Motorcycle crash in Twin Falls

“The day started out really good. I had been out of town for work the entire week. That Friday morning I got up, it was late October the 25th. I decided it’s a gorgeous day, this may be my last chance to go for a nice ride on my bike so I told my wife let’s go for a ride. We turned on to the intersection of Poleline and Fillmore and headed south when we passed the Chevron and that’s when it happened.”

Lucky to be alive?

“When I was flying in the air, I said to myself ‘tuck your head, tuck your head’ because I was coming down head first out of the air. And to be honest with you, with how the impact happened and stuff, I am surprised to be standing here. I am really shocked I am not in a wheelchair. The way I came down on my head, my neck could have broken easily. And my wife, I can honestly say my wife wouldn’t be here if she wasn’t wearing a helmet. She was the type of person who never wore a helmet on a bike until she met me. I have always been pro helmet. I told her if you ride on my bike you wear a helmet.”

Recovery long and slow

“My wife’s injuries, her left leg, she was wearing high lace-up boots and it got pinned between the bike and car on impact, and when she came out of it, it literally yanked her leg out of the knee-high boot and it broke her ankle on both sides because it had to straighten out to go through the ankle slot. [On the right side] she broke her femur bone, split it, and she now has a metal plate in her leg.
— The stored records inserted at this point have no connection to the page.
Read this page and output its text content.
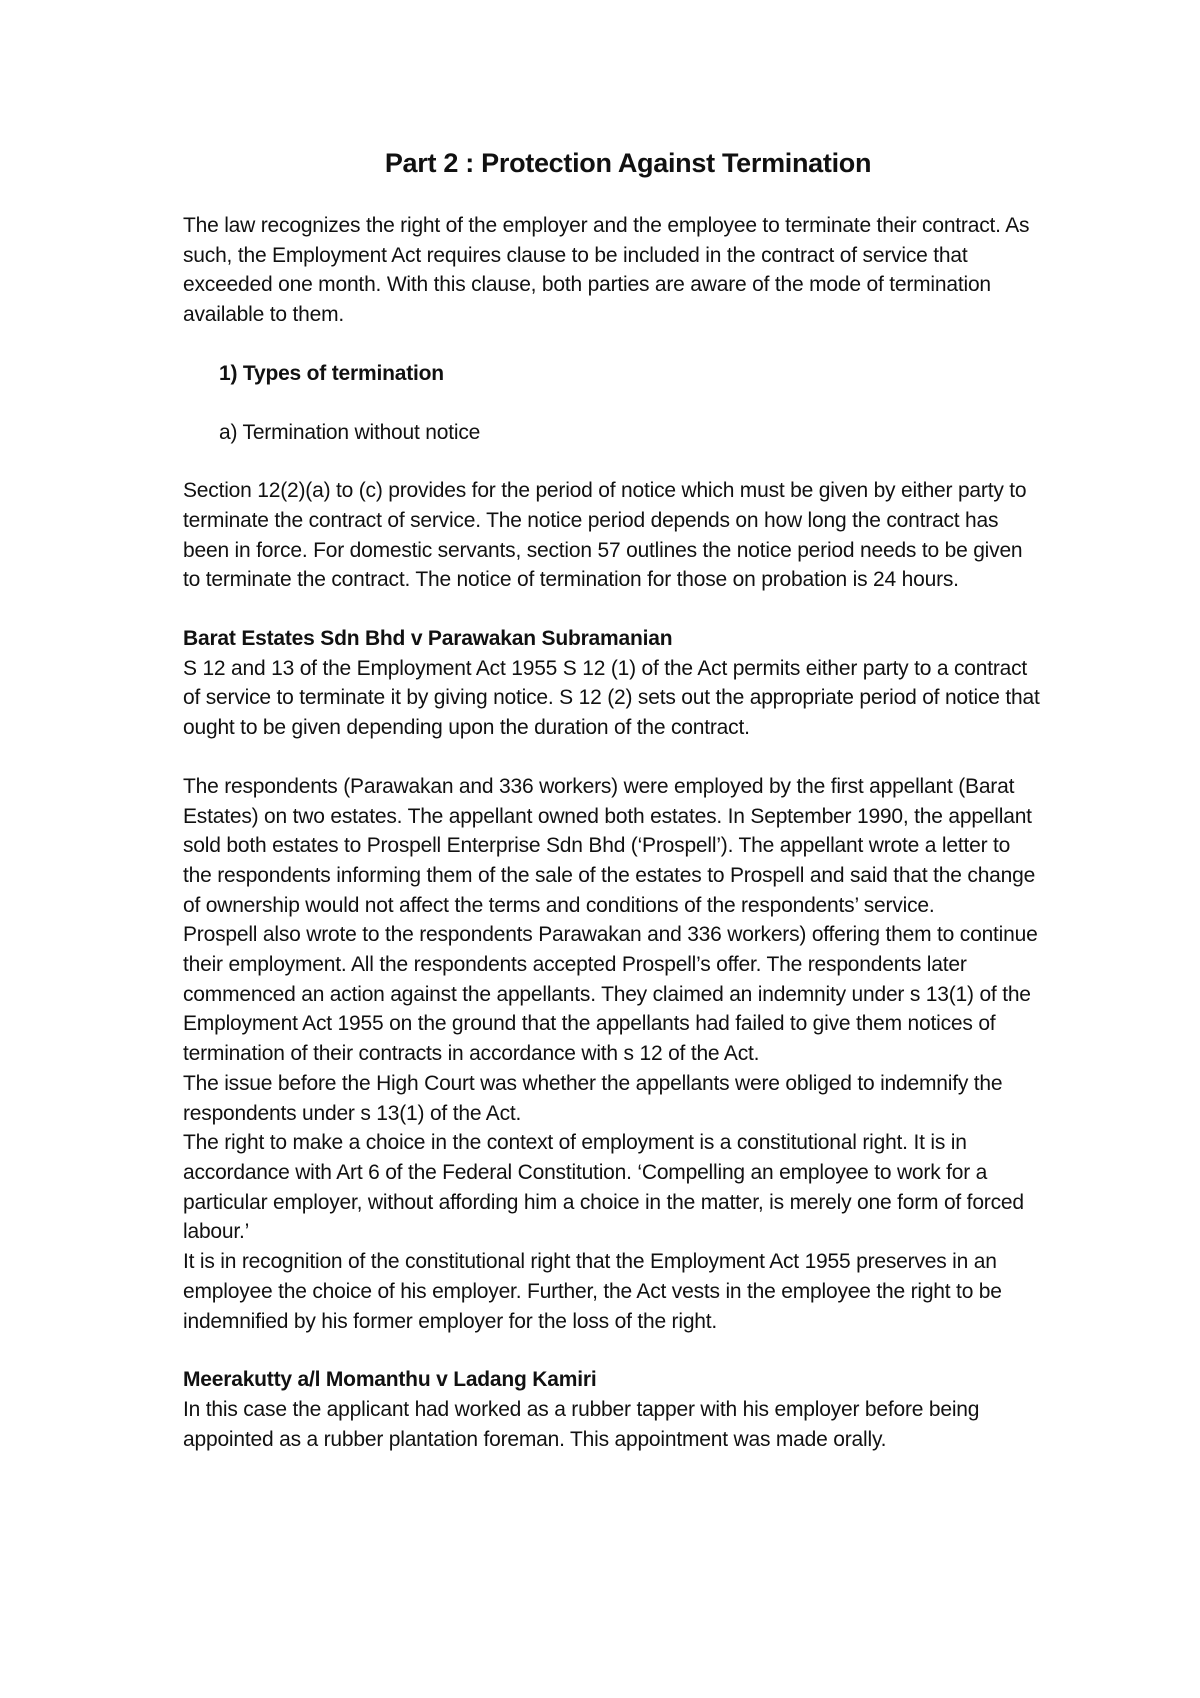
Part 2 : Protection Against Termination

The law recognizes the right of the employer and the employee to terminate their contract. As such, the Employment Act requires clause to be included in the contract of service that exceeded one month. With this clause, both parties are aware of the mode of termination available to them.

1) Types of termination

a) Termination without notice

Section 12(2)(a) to (c) provides for the period of notice which must be given by either party to terminate the contract of service. The notice period depends on how long the contract has been in force. For domestic servants, section 57 outlines the notice period needs to be given to terminate the contract. The notice of termination for those on probation is 24 hours.

Barat Estates Sdn Bhd v Parawakan Subramanian

S 12 and 13 of the Employment Act 1955 S 12 (1) of the Act permits either party to a contract of service to terminate it by giving notice. S 12 (2) sets out the appropriate period of notice that ought to be given depending upon the duration of the contract.

The respondents (Parawakan and 336 workers) were employed by the first appellant (Barat Estates) on two estates. The appellant owned both estates. In September 1990, the appellant sold both estates to Prospell Enterprise Sdn Bhd (‘Prospell’). The appellant wrote a letter to the respondents informing them of the sale of the estates to Prospell and said that the change of ownership would not affect the terms and conditions of the respondents’ service.

Prospell also wrote to the respondents Parawakan and 336 workers) offering them to continue their employment. All the respondents accepted Prospell’s offer. The respondents later commenced an action against the appellants. They claimed an indemnity under s 13(1) of the Employment Act 1955 on the ground that the appellants had failed to give them notices of termination of their contracts in accordance with s 12 of the Act.

The issue before the High Court was whether the appellants were obliged to indemnify the respondents under s 13(1) of the Act.

The right to make a choice in the context of employment is a constitutional right. It is in accordance with Art 6 of the Federal Constitution. ‘Compelling an employee to work for a particular employer, without affording him a choice in the matter, is merely one form of forced labour.’

It is in recognition of the constitutional right that the Employment Act 1955 preserves in an employee the choice of his employer. Further, the Act vests in the employee the right to be indemnified by his former employer for the loss of the right.

Meerakutty a/l Momanthu v Ladang Kamiri

In this case the applicant had worked as a rubber tapper with his employer before being appointed as a rubber plantation foreman. This appointment was made orally.
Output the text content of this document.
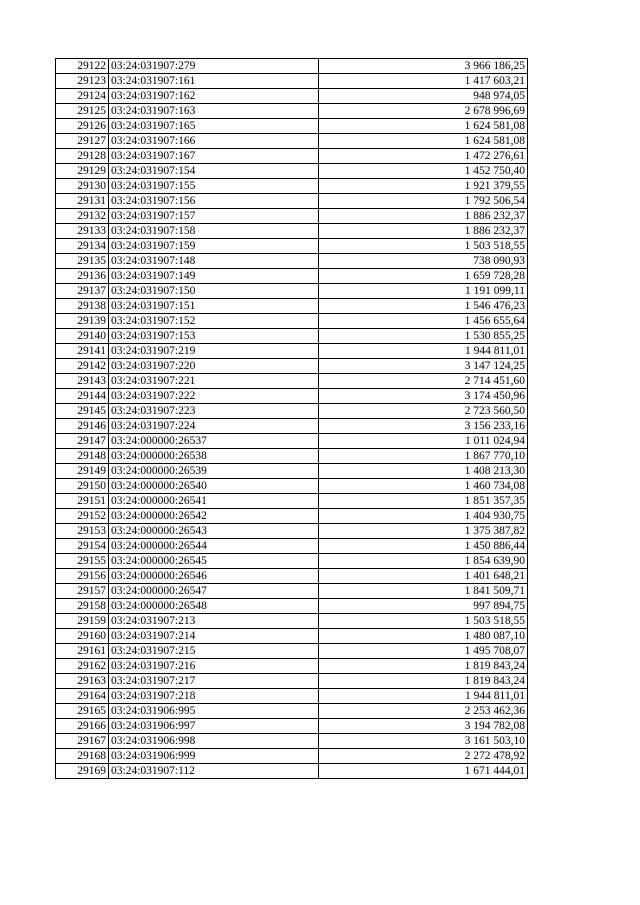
29122	03:24:031907:279	3 966 186,25
29123	03:24:031907:161	1 417 603,21
29124	03:24:031907:162	948 974,05
29125	03:24:031907:163	2 678 996,69
29126	03:24:031907:165	1 624 581,08
29127	03:24:031907:166	1 624 581,08
29128	03:24:031907:167	1 472 276,61
29129	03:24:031907:154	1 452 750,40
29130	03:24:031907:155	1 921 379,55
29131	03:24:031907:156	1 792 506,54
29132	03:24:031907:157	1 886 232,37
29133	03:24:031907:158	1 886 232,37
29134	03:24:031907:159	1 503 518,55
29135	03:24:031907:148	738 090,93
29136	03:24:031907:149	1 659 728,28
29137	03:24:031907:150	1 191 099,11
29138	03:24:031907:151	1 546 476,23
29139	03:24:031907:152	1 456 655,64
29140	03:24:031907:153	1 530 855,25
29141	03:24:031907:219	1 944 811,01
29142	03:24:031907:220	3 147 124,25
29143	03:24:031907:221	2 714 451,60
29144	03:24:031907:222	3 174 450,96
29145	03:24:031907:223	2 723 560,50
29146	03:24:031907:224	3 156 233,16
29147	03:24:000000:26537	1 011 024,94
29148	03:24:000000:26538	1 867 770,10
29149	03:24:000000:26539	1 408 213,30
29150	03:24:000000:26540	1 460 734,08
29151	03:24:000000:26541	1 851 357,35
29152	03:24:000000:26542	1 404 930,75
29153	03:24:000000:26543	1 375 387,82
29154	03:24:000000:26544	1 450 886,44
29155	03:24:000000:26545	1 854 639,90
29156	03:24:000000:26546	1 401 648,21
29157	03:24:000000:26547	1 841 509,71
29158	03:24:000000:26548	997 894,75
29159	03:24:031907:213	1 503 518,55
29160	03:24:031907:214	1 480 087,10
29161	03:24:031907:215	1 495 708,07
29162	03:24:031907:216	1 819 843,24
29163	03:24:031907:217	1 819 843,24
29164	03:24:031907:218	1 944 811,01
29165	03:24:031906:995	2 253 462,36
29166	03:24:031906:997	3 194 782,08
29167	03:24:031906:998	3 161 503,10
29168	03:24:031906:999	2 272 478,92
29169	03:24:031907:112	1 671 444,01
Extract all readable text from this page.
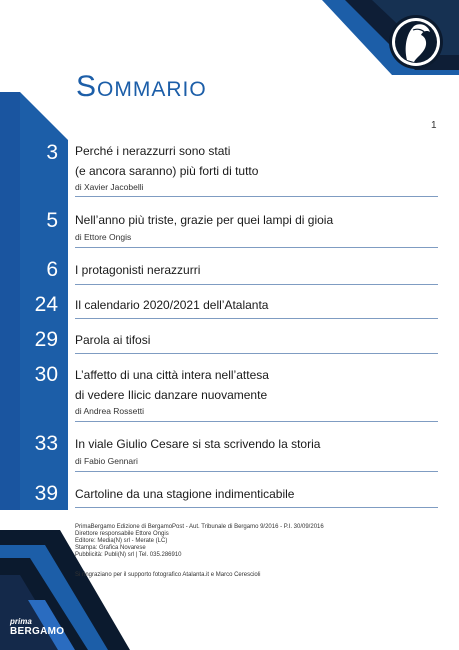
Sommario
1
3 Perché i nerazzurri sono stati
(e ancora saranno) più forti di tutto
di Xavier Jacobelli
5 Nell’anno più triste, grazie per quei lampi di gioia
di Ettore Ongis
6 I protagonisti nerazzurri
24 Il calendario 2020/2021 dell’Atalanta
29 Parola ai tifosi
30 L’affetto di una città intera nell’attesa
di vedere Ilicic danzare nuovamente
di Andrea Rossetti
33 In viale Giulio Cesare si sta scrivendo la storia
di Fabio Gennari
39 Cartoline da una stagione indimenticabile
PrimaBergamo Edizione di BergamoPost - Aut. Tribunale di Bergamo 9/2016 - P.I. 30/09/2016
Direttore responsabile Ettore Ongis
Editore: Media(N) srl - Merate (LC)
Stampa: Grafica Novarese
Pubblicità: Publi(N) srl | Tel. 035.286910
Si ringraziano per il supporto fotografico Atalanta.it e Marco Cerescioli
prima
BERGAMO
And her knee now will not fully straighten so it makes her leg shorter than the other which gives her problems walking, which will probably giver her problems for the rest of her life. And when she hit her head, she was coherent, but she ended up having a severe concussion She’s 32 years old and it messed her vision up so bad she has to wear bifocals for the rest of her life. She also ended up with a severe case of vertigo. We couldn’t drive anywhere, and when she was in her wheelchair, if anybody spun her too quick, everything would go crazy. But luckily that has regressed.”

“My injuries are a little more extensive physically. I can say 100% the helmet I was wearing saved my life, it separated but it’s a modular helmet, so it did its job. I didn’t get any head injuries, but my thumb from holding to the handlebar shattered the joint, and I was told it was one of the most severe injuries on a joint they [the surgeons] have ever seen. I am told I have about 15 years of use of this thumb before arthritis will set it and limit what I can do. When I tucked my head and came down, the easiest way I can describe it is my shoulder collapsed. I heard all the bones shatter and I felt my shoulder collapse to my side. And then my forearm shattered. When they put my arm and shoulder back together the next morning, they weren’t sure if I would come out with the use, or even have a hand. Luckily I came out of surgery with my hand. Then, either when my wife flew over my back, or when I hit the curb, I fractured my back in five places.”

Determined to ride again

“A bike is a huge part of our life. In fact I met her when I was out on my Harley. And we take all our vacation on it. We go for a week-long, two-week long vacations on the bike, and we had some heart-to-heart conversation at the hospital, and after that at my mom’s house when she was our nurse and caretaker, if we were going to ride again. And I think we were more traumatized at the thought we wouldn’t be able to ride again than the choice to ride again.”

Message to riders

“If you’re riding a bike you’ve got to be aware all the time, not just one or two vehicles around you but every vehicle around you because you can’t control what other individuals are going to do.”